Como reconoció uno de sus consejeros, el acto protagonizado el lunes por Nicolas Sarkozy en Versalles tiene más importancia por la forma que por el fondo. Desde la prohibición por la Tercera República en 1875, ningún presidente podía dirigirse directamente a las asambleas de diputados y senadores. Sarkozy consideraba el veto absurdo y se empleó a fondo para cambiar el año pasado la Constitución para sortearlo. Su lógica era aplastante: ¿cómo es posible que el presidente francés pueda hablar en el Congreso de Washington o en las Cortes de Madrid, como el propio Sarkozy hizo en abril pasado, y no lo pueda hacer en la Asamblea Nacional? Bajo esa argumentación y con la mayoría a su disposición, se hizo la reforma, pero, tal como quedó, el acto se ha convertido más en un gesto monárquico que en un ejercicio de control parlamentario del verdadero poder, que reside no en el primer ministro, sino en el presidente.

Sarkozy habló, pero ni siquiera se quedó al debate posterior, con voz pero sin voto. Verdes y comunistas boicotearon la sesión por su monarquismo y los socialistas abandonaron un debate en el que ya no estaba presente el protagonista. El episodio ejemplifica el verdadero cariz de algunas de las reformas de Sarkozy: mucho ruido y pocas nueces.

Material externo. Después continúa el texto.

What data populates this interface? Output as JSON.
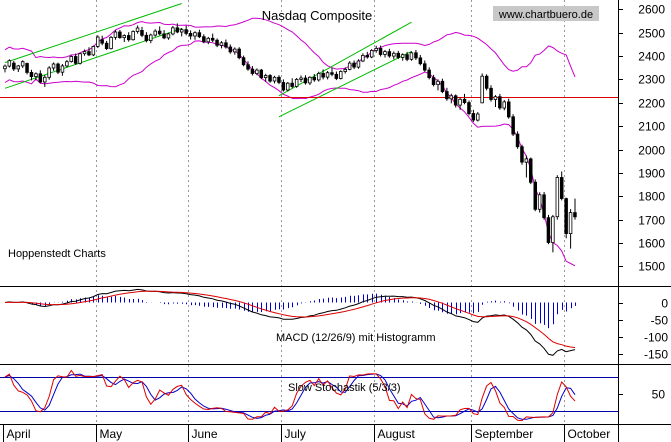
{
  "chart_data": {
    "type": "candlestick",
    "title": "Nasdaq Composite",
    "watermark": "www.chartbuero.de",
    "source_note": "Hoppenstedt Charts",
    "x_months": [
      "April",
      "May",
      "June",
      "July",
      "August",
      "September",
      "October"
    ],
    "price_panel": {
      "ylim": [
        1420,
        2640
      ],
      "yticks": [
        1500,
        1600,
        1700,
        1800,
        1900,
        2000,
        2100,
        2200,
        2300,
        2400,
        2500,
        2600
      ],
      "support_line": 2225,
      "ohlc": [
        [
          2346,
          2364,
          2330,
          2357
        ],
        [
          2357,
          2386,
          2351,
          2380
        ],
        [
          2370,
          2379,
          2336,
          2345
        ],
        [
          2345,
          2362,
          2332,
          2358
        ],
        [
          2358,
          2382,
          2349,
          2376
        ],
        [
          2368,
          2372,
          2322,
          2330
        ],
        [
          2330,
          2341,
          2296,
          2312
        ],
        [
          2312,
          2330,
          2296,
          2324
        ],
        [
          2324,
          2339,
          2282,
          2289
        ],
        [
          2289,
          2319,
          2268,
          2309
        ],
        [
          2309,
          2357,
          2299,
          2349
        ],
        [
          2349,
          2373,
          2337,
          2366
        ],
        [
          2366,
          2372,
          2323,
          2331
        ],
        [
          2331,
          2366,
          2316,
          2358
        ],
        [
          2358,
          2383,
          2351,
          2376
        ],
        [
          2376,
          2403,
          2372,
          2398
        ],
        [
          2398,
          2411,
          2362,
          2369
        ],
        [
          2369,
          2414,
          2364,
          2410
        ],
        [
          2410,
          2428,
          2401,
          2419
        ],
        [
          2419,
          2438,
          2400,
          2405
        ],
        [
          2405,
          2445,
          2400,
          2441
        ],
        [
          2441,
          2489,
          2434,
          2481
        ],
        [
          2470,
          2487,
          2446,
          2455
        ],
        [
          2455,
          2465,
          2426,
          2432
        ],
        [
          2432,
          2486,
          2428,
          2480
        ],
        [
          2480,
          2511,
          2470,
          2503
        ],
        [
          2503,
          2512,
          2474,
          2479
        ],
        [
          2479,
          2493,
          2460,
          2488
        ],
        [
          2488,
          2502,
          2462,
          2470
        ],
        [
          2470,
          2510,
          2466,
          2505
        ],
        [
          2505,
          2531,
          2496,
          2520
        ],
        [
          2510,
          2525,
          2481,
          2489
        ],
        [
          2489,
          2502,
          2459,
          2466
        ],
        [
          2466,
          2496,
          2455,
          2490
        ],
        [
          2490,
          2515,
          2483,
          2507
        ],
        [
          2507,
          2527,
          2489,
          2495
        ],
        [
          2495,
          2511,
          2472,
          2478
        ],
        [
          2478,
          2500,
          2470,
          2495
        ],
        [
          2495,
          2529,
          2489,
          2521
        ],
        [
          2521,
          2540,
          2498,
          2503
        ],
        [
          2503,
          2520,
          2484,
          2513
        ],
        [
          2513,
          2530,
          2489,
          2497
        ],
        [
          2497,
          2510,
          2471,
          2486
        ],
        [
          2486,
          2506,
          2470,
          2500
        ],
        [
          2500,
          2513,
          2477,
          2483
        ],
        [
          2483,
          2493,
          2455,
          2461
        ],
        [
          2461,
          2482,
          2451,
          2476
        ],
        [
          2476,
          2496,
          2460,
          2468
        ],
        [
          2468,
          2475,
          2438,
          2446
        ],
        [
          2446,
          2464,
          2433,
          2457
        ],
        [
          2457,
          2471,
          2432,
          2439
        ],
        [
          2439,
          2450,
          2410,
          2418
        ],
        [
          2418,
          2437,
          2406,
          2430
        ],
        [
          2430,
          2438,
          2386,
          2393
        ],
        [
          2393,
          2402,
          2356,
          2363
        ],
        [
          2363,
          2378,
          2337,
          2344
        ],
        [
          2344,
          2358,
          2317,
          2325
        ],
        [
          2325,
          2347,
          2318,
          2340
        ],
        [
          2340,
          2345,
          2301,
          2308
        ],
        [
          2308,
          2324,
          2290,
          2317
        ],
        [
          2317,
          2323,
          2286,
          2293
        ],
        [
          2293,
          2315,
          2283,
          2309
        ],
        [
          2309,
          2318,
          2280,
          2287
        ],
        [
          2287,
          2300,
          2248,
          2255
        ],
        [
          2255,
          2289,
          2249,
          2284
        ],
        [
          2284,
          2305,
          2262,
          2270
        ],
        [
          2270,
          2306,
          2264,
          2300
        ],
        [
          2300,
          2317,
          2289,
          2306
        ],
        [
          2306,
          2318,
          2278,
          2285
        ],
        [
          2285,
          2314,
          2276,
          2309
        ],
        [
          2309,
          2323,
          2290,
          2298
        ],
        [
          2298,
          2333,
          2291,
          2326
        ],
        [
          2326,
          2343,
          2300,
          2310
        ],
        [
          2310,
          2336,
          2300,
          2329
        ],
        [
          2329,
          2350,
          2314,
          2322
        ],
        [
          2322,
          2334,
          2297,
          2304
        ],
        [
          2304,
          2339,
          2300,
          2334
        ],
        [
          2334,
          2352,
          2325,
          2343
        ],
        [
          2343,
          2378,
          2339,
          2370
        ],
        [
          2370,
          2381,
          2344,
          2353
        ],
        [
          2353,
          2386,
          2346,
          2379
        ],
        [
          2379,
          2412,
          2374,
          2403
        ],
        [
          2403,
          2418,
          2389,
          2396
        ],
        [
          2396,
          2430,
          2391,
          2424
        ],
        [
          2424,
          2444,
          2414,
          2433
        ],
        [
          2433,
          2445,
          2398,
          2407
        ],
        [
          2407,
          2426,
          2394,
          2419
        ],
        [
          2419,
          2431,
          2393,
          2400
        ],
        [
          2400,
          2420,
          2386,
          2412
        ],
        [
          2412,
          2422,
          2387,
          2394
        ],
        [
          2394,
          2412,
          2380,
          2406
        ],
        [
          2406,
          2418,
          2378,
          2386
        ],
        [
          2386,
          2420,
          2380,
          2414
        ],
        [
          2414,
          2426,
          2383,
          2392
        ],
        [
          2392,
          2405,
          2360,
          2367
        ],
        [
          2367,
          2381,
          2333,
          2340
        ],
        [
          2340,
          2352,
          2300,
          2308
        ],
        [
          2308,
          2320,
          2270,
          2278
        ],
        [
          2278,
          2300,
          2253,
          2292
        ],
        [
          2292,
          2303,
          2241,
          2248
        ],
        [
          2248,
          2264,
          2209,
          2217
        ],
        [
          2217,
          2239,
          2198,
          2230
        ],
        [
          2230,
          2236,
          2180,
          2190
        ],
        [
          2190,
          2222,
          2170,
          2215
        ],
        [
          2215,
          2238,
          2194,
          2201
        ],
        [
          2201,
          2210,
          2146,
          2154
        ],
        [
          2154,
          2170,
          2118,
          2126
        ],
        [
          2126,
          2160,
          2120,
          2152
        ],
        [
          2200,
          2326,
          2198,
          2314
        ],
        [
          2314,
          2322,
          2253,
          2262
        ],
        [
          2262,
          2275,
          2205,
          2214
        ],
        [
          2214,
          2233,
          2182,
          2226
        ],
        [
          2226,
          2238,
          2170,
          2178
        ],
        [
          2178,
          2212,
          2168,
          2204
        ],
        [
          2204,
          2218,
          2132,
          2140
        ],
        [
          2140,
          2151,
          2058,
          2066
        ],
        [
          2066,
          2078,
          2003,
          2012
        ],
        [
          2012,
          2021,
          1935,
          1946
        ],
        [
          1946,
          1974,
          1880,
          1960
        ],
        [
          1960,
          1966,
          1852,
          1860
        ],
        [
          1860,
          1872,
          1736,
          1744
        ],
        [
          1744,
          1817,
          1730,
          1806
        ],
        [
          1806,
          1818,
          1699,
          1708
        ],
        [
          1708,
          1720,
          1595,
          1602
        ],
        [
          1602,
          1720,
          1560,
          1712
        ],
        [
          1712,
          1890,
          1700,
          1880
        ],
        [
          1880,
          1906,
          1782,
          1790
        ],
        [
          1790,
          1794,
          1620,
          1640
        ],
        [
          1640,
          1745,
          1576,
          1730
        ],
        [
          1730,
          1790,
          1700,
          1712
        ]
      ]
    },
    "macd_panel": {
      "label": "MACD (12/26/9) mit Histogramm",
      "ylim": [
        -175,
        45
      ],
      "yticks": [
        0,
        -50,
        -100,
        -150
      ]
    },
    "stochastic_panel": {
      "label": "Slow Stochastik (5/3/3)",
      "ylim": [
        0,
        100
      ],
      "yticks": [
        50
      ],
      "levels": [
        80,
        20
      ]
    },
    "colors": {
      "candle_up": "#ffffff",
      "candle_down": "#000000",
      "bollinger": "#cc00cc",
      "trend_channel": "#00bb00",
      "support": "#dd0000",
      "macd_line": "#000000",
      "signal_line": "#dd0000",
      "histogram": "#0000cc",
      "stoch_k": "#dd0000",
      "stoch_d": "#0000cc",
      "stoch_levels": "#0000aa",
      "grid": "#999999"
    }
  }
}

En cuanto al contenido, el presidente reafirmó su voluntarismo y su empeño en continuar las reformas, pero volvió a preguntarse por qué Francia es tan difícil de cambiar. Este choque con la realidad le ha llevado en los últimos meses a atemperar sus reformas y a no querer hacerlo todo, y todo al mismo tiempo. En su lucha contra la crisis, Sarkozy adopta la figura de padre protector y se niega tanto a subir los impuestos como a aplicar una política de austeridad. El resultado será un mayor endeudamiento del Estado.

Sarkozy abordó también en su discurso la polémica sobre el uso del burka en Francia. Se mostró contrario a una prenda que expresa el "servilismo" de la mujer, pero se cuidó de anunciar su prohibición, una decisión que divide a su Gobierno en estos momentos.

El presidente francés, acusado tradicionalmente de "comunitarista" (favorecer el desarrollo de las comunidades étnico-religiosas) y de promover una ±laicidad positivaO, regresó en este punto a la ortodoxia republicana de la laicidad sin apelllidos. Una prueba más de que Francia no admite ciertas permisividades que quiebran la sacrosanta igualdad republicana.